炭治郎は家族との「幸せな日々」の思い出が残っている――そしてそれらは自分と禰豆子が生きている限りは消えないのだと無惨を振り切ろうとするが、無惨は「禰豆子は死んだ お前が殺した」と炭治郎を引き留めようと嘘を吐く。

失った両親や兄弟たちに背を押されながらなおも無惨の支配から逃れようとする炭治郎に、さらに無惨は心を砕こうと辛辣な言葉を投げかけ続ける。

それでも「みんなが俺を心配してくれてる 匂いでわかる」と決して折れない炭治郎に無惨は業を煮やし、痣の寿命の話を持ち出して炭治郎を説得しようとする。

「鬼でなくなれば数年の内に死ぬのだぞ 痣の代償を払わねばならぬ」「自分のことだけを考えろ 目の前にある無限の命を掴み取れ」

だがそれすらも炭治郎は「無限の命なんか少しも欲しくない いらない」と撥ねのける。炭治郎の自責の念に訴えかけようとした無惨の言葉は、炭治郎の心を挫きかける。
その時だった――炭治郎の背中を押す7人の腕。かつて炭治郎を救い、あるいは救われ、共に戦い、そして命を落とした勇敢な剣士達が、今再び炭治郎を支えていた。

「こんなものお前の妄想だ 恥を知れ!やめろ」と焦る無惨を尻目に、炭治郎は懐かしい匂いを感じとる。

「しのぶさんの匂いがする いや…これは…藤の花の匂いか…」

いつの間にか炭治郎の頭上一面に咲き乱れていた藤の花。そこから差し伸ばされる手は人間に戻った禰豆子の手、そして善逸、伊之助、義勇ら多くの仲間達の手だった。

「お兄ちゃん 帰ろう」
天上へと引き上げられていく炭治郎にしがみつきながらなおも叫び続ける無惨。だが炭治郎はそんな無惨の自分勝手な言葉を「(みんなは)自分ではない誰かのために命を懸けられる人たちなんだ」と一蹴する。

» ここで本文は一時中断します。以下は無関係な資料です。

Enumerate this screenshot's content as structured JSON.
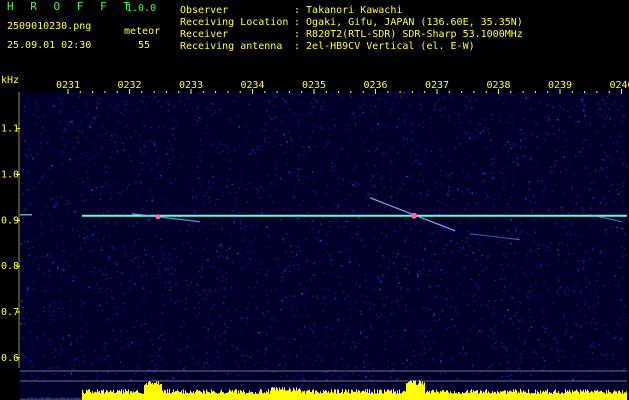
{
  "app": {
    "name": "H R O F F T",
    "version": "1.0.0"
  },
  "file": {
    "name": "2509010230.png",
    "datetime": "25.09.01 02:30",
    "meteor_label": "meteor",
    "meteor_count": "55"
  },
  "info": [
    {
      "label": "Observer",
      "value": ": Takanori Kawachi"
    },
    {
      "label": "Receiving Location",
      "value": ": Ogaki, Gifu, JAPAN (136.60E, 35.35N)"
    },
    {
      "label": "Receiver",
      "value": ": R820T2(RTL-SDR) SDR-Sharp 53.1000MHz"
    },
    {
      "label": "Receiving antenna",
      "value": ": 2el-HB9CV Vertical (el. E-W)"
    }
  ],
  "spectrogram": {
    "unit": "kHz",
    "time_ticks": [
      "0231",
      "0232",
      "0233",
      "0234",
      "0235",
      "0236",
      "0237",
      "0238",
      "0239",
      "0240"
    ],
    "freq_ticks": [
      "1.1",
      "1.0",
      "0.9",
      "0.8",
      "0.7",
      "0.6"
    ],
    "freq_range": [
      0.58,
      1.18
    ],
    "carrier_khz": 0.91,
    "colors": {
      "background": "#00002a",
      "noise": "#1a2a9a",
      "carrier": "#66ffcc",
      "meteor": "#ff66aa",
      "axis_text": "#ffff3c",
      "bars": "#ffff00"
    }
  }
}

もはや無惨は炭治郎にしがみつく事すら出来ず、取り残されてただ懇願する事しか出来ない。そしてそんな無惨の言葉にもはや炭治郎は応える事すらなく、そのまま藤の花から差し出された義勇、善逸、伊之助に加え、多数の仲間達の手が炭治郎を引き上げる。

無惨は「炭治郎!炭治郎行くな!私を置いて行くなアアアア!」と叫んだ。
炭治郎が目を覚ますと、そこにいたのは人間に戻った禰豆子、そして死闘を共に戦い抜いた仲間達だった。

自身が鬼になってしまい禰豆子を、そして仲間を傷つけてしまった事を謝る炭治郎に、やっといつもの炭治郎が戻ってきてくれたのだと歓喜に沸く禰豆子と仲間達。

こうして炭治郎に自身の歪んだ意志を押し付け「鬼の王にしようとした無惨の目論見」は潰え、全ては終わり平和が訪れた。